Buckley se limitó a asentir y se dirigió lentamente a su mesa dónde, con gran ceremonia, Musgrove le entregó unos documentos de aspecto importante.
—¿Está usted seguro? —preguntó Buckley.
—Claro que estoy seguro —protestó Bass mientras observaba los documentos de aspecto importante.
Jake sabía que debía levantarse y decir y hacer algo para impedir la catástrofe que estaba a punto de suceder, pero su mente estaba paralizada.
—¿Está completamente seguro? —insistió Buckley.
—Sí —respondió Bass entre dientes.
—¿Nunca ha sido condenado por ningún delito?
—Claro que no.
—¿Está tan seguro de ello como del resto de su declaración ante este jurado?
Había caído en la trampa. Aquél era el tiro de gracia, la más fulminante de todas las preguntas. Jake la había utilizado en muchas ocasiones y, al oírla, comprendió que Bass estaba acabado. Y también Carl Lee.
—Por supuesto —respondió Bass con fingida ignorancia.
Buckley entró a matar.
—¿Le está diciendo a este jurado que el diecisiete de octubre de 1956, en Dallas, Texas, no fue condenado por un delito bajo el nombre de Tyler Bass?
Buckley formuló la pregunta de cara al jurado mientras consultaba sus documentos de aspecto importante.
—Es una calumnia —respondió Bass sin levantar la voz y con escaso convencimiento.
—¿Está usted seguro de que es una calumnia? —preguntó Buckley.
—Una calumnia mal intencionada.
—¿Es usted capaz de distinguir entre la verdad y la mentira, doctor Bass?
—Desde luego.
Noose se colocó las gafas sobre la nariz y se inclinó sobre el estrado. Los miembros del jurado dejaron de moverse en sus sillas. Los periodistas dejaron de escribir. Los agentes del fondo de la sala permanecieron inmóviles y prestaron atención.
Buckley separó uno de los documentos de aspecto importante y lo examinó.
—¿Le está diciendo a este jurado que el diecisiete de octubre de 1956 no le declararon culpable de violación?
Jake era consciente de que, incluso en el seno de una enorme crisis como aquélla, era importante parecer imperturbable.
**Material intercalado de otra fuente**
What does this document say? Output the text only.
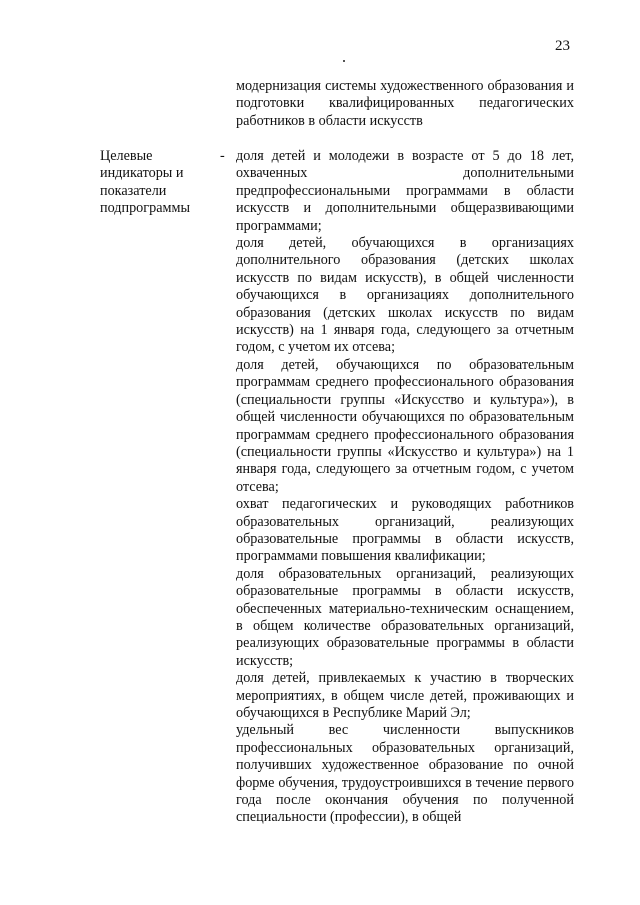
23
модернизация системы художественного образования и подготовки квалифицированных педагогических работников в области искусств
Целевые индикаторы и показатели подпрограммы
- доля детей и молодежи в возрасте от 5 до 18 лет, охваченных дополнительными предпрофессиональными программами в области искусств и дополнительными общеразвивающими программами;

доля детей, обучающихся в организациях дополнительного образования (детских школах искусств по видам искусств), в общей численности обучающихся в организациях дополнительного образования (детских школах искусств по видам искусств) на 1 января года, следующего за отчетным годом, с учетом их отсева;

доля детей, обучающихся по образовательным программам среднего профессионального образования (специальности группы «Искусство и культура»), в общей численности обучающихся по образовательным программам среднего профессионального образования (специальности группы «Искусство и культура») на 1 января года, следующего за отчетным годом, с учетом отсева;

охват педагогических и руководящих работников образовательных организаций, реализующих образовательные программы в области искусств, программами повышения квалификации;

доля образовательных организаций, реализующих образовательные программы в области искусств, обеспеченных материально-техническим оснащением, в общем количестве образовательных организаций, реализующих образовательные программы в области искусств;

доля детей, привлекаемых к участию в творческих мероприятиях, в общем числе детей, проживающих и обучающихся в Республике Марий Эл;

удельный вес численности выпускников профессиональных образовательных организаций, получивших художественное образование по очной форме обучения, трудоустроившихся в течение первого года после окончания обучения по полученной специальности (профессии), в общей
Era importante que los miembros del jurado, que no se perdían detalle, vieran que el abogado defensor se sentía seguro de sí mismo. Había practicado ese aspecto positivo, de que todo era maravilloso y estaba bajo control, en muchos juicios y ante abundantes sorpresas pero, al oír lo de la violación, su apariencia de certeza y de seguridad cedió inmediatamente a una expresión pálida y dolorosa que examinaban por lo menos media docena de los miembros del jurado.
La otra mitad miraba al testigo con el ceño fruncido.
—¿Se le declaró culpable de violación, doctor? —preguntó de nuevo Buckley después de un prolongado silencio.
No respondió.
Noose se irguió para dirigirse al testigo.
—Le ruego que responda, doctor Bass.
—Se ha confundido de sujeto —respondió Bass dirigiéndose al fiscal sin prestar atención a su señoría.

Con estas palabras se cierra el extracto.